Based on the vector type, the market is classified into viral and non-viral vectors. In 2020, the viral vectors segment is estimated to account for the largest share and is expected to maintain its dominance over the study timeframe. This high share is attributed to the accuracy of viral vectors in gene delivery, particularly, adeno-associated viruses (AAV).
AAV as a platform within the clinical settings is preferred among key market players such as Spark Therapeutics, Sangamo Biosciences, AGTC, and AveXis. For instance, voretigene neparvovec, commonly known with the brand name, “Luxturna” is an AAV-based therapy medication for the treatment of Leber congenital amaurosis, developed by Spark Therapeutics. This was the first in-vivo therapy approved by the FDA.
North America gene therapy market is estimated to hold the maximum share in the global market. The region’s growth was primarily due to increased funding and financing in cell therapy. The companies based in the region are mostly engaged in enhancing their product offerings, after seeking approval from concerned regulatory authorities.
In August 2020, the UK-based University of London (UCL) and AlbionVC, a UK-based technology investment arm of Albion Capital Group LLP, have announced the closure of EUR 100 million funding to invest in UCL’s cell therapy research and spinouts. Earlier, in July 2020, UK-based biotechnology start-up, “Freeline” engaged in the curative genomic therapy for chronic diseases has announced the closure of approximately EUR 106 million funding.
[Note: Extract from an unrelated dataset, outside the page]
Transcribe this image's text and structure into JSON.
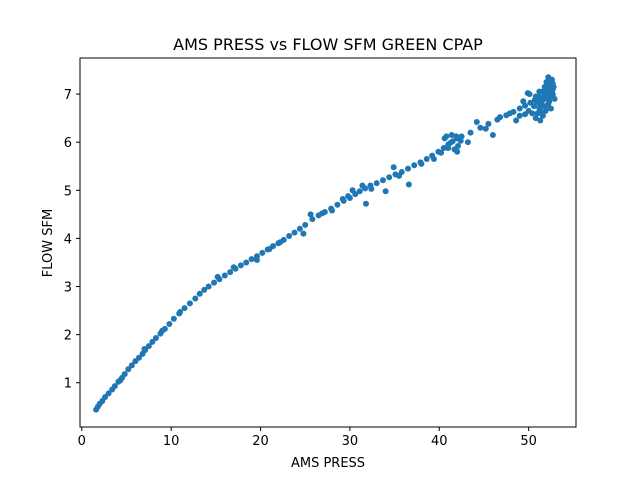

Asia Pacific gene therapy market is anticipated to register the highest market growth rate over the forecast period. In Asia Pacific, China is considered as a focal point in therapy development, as the number of trials surpassed the U.S. Moreover, government-sponsored funding in the concerned area is also expected to spur the demand for genomic therapy in the region. For instance, in May 2019, a Japanese regulatory panel has approved the sale of Kymriah, manufactured by Novartis. All such factors coupled with a huge pool of patients suffering from chronic disorders will drive the market.
Some of the major players operating in the market include Dimension Therapeutics; Novartis AG; Bluebird Bio; Gilead Sciences Inc.; Human Stem Cell Institute; Spark Therapeutics LLC, Celgene Corporation; Sangamo Biosciences; Shire Plc; GlaxoSmithKline; Voyager Therapeutics; Bristol Myer’s Squibb; UniQure NV; and Celgene Corporation.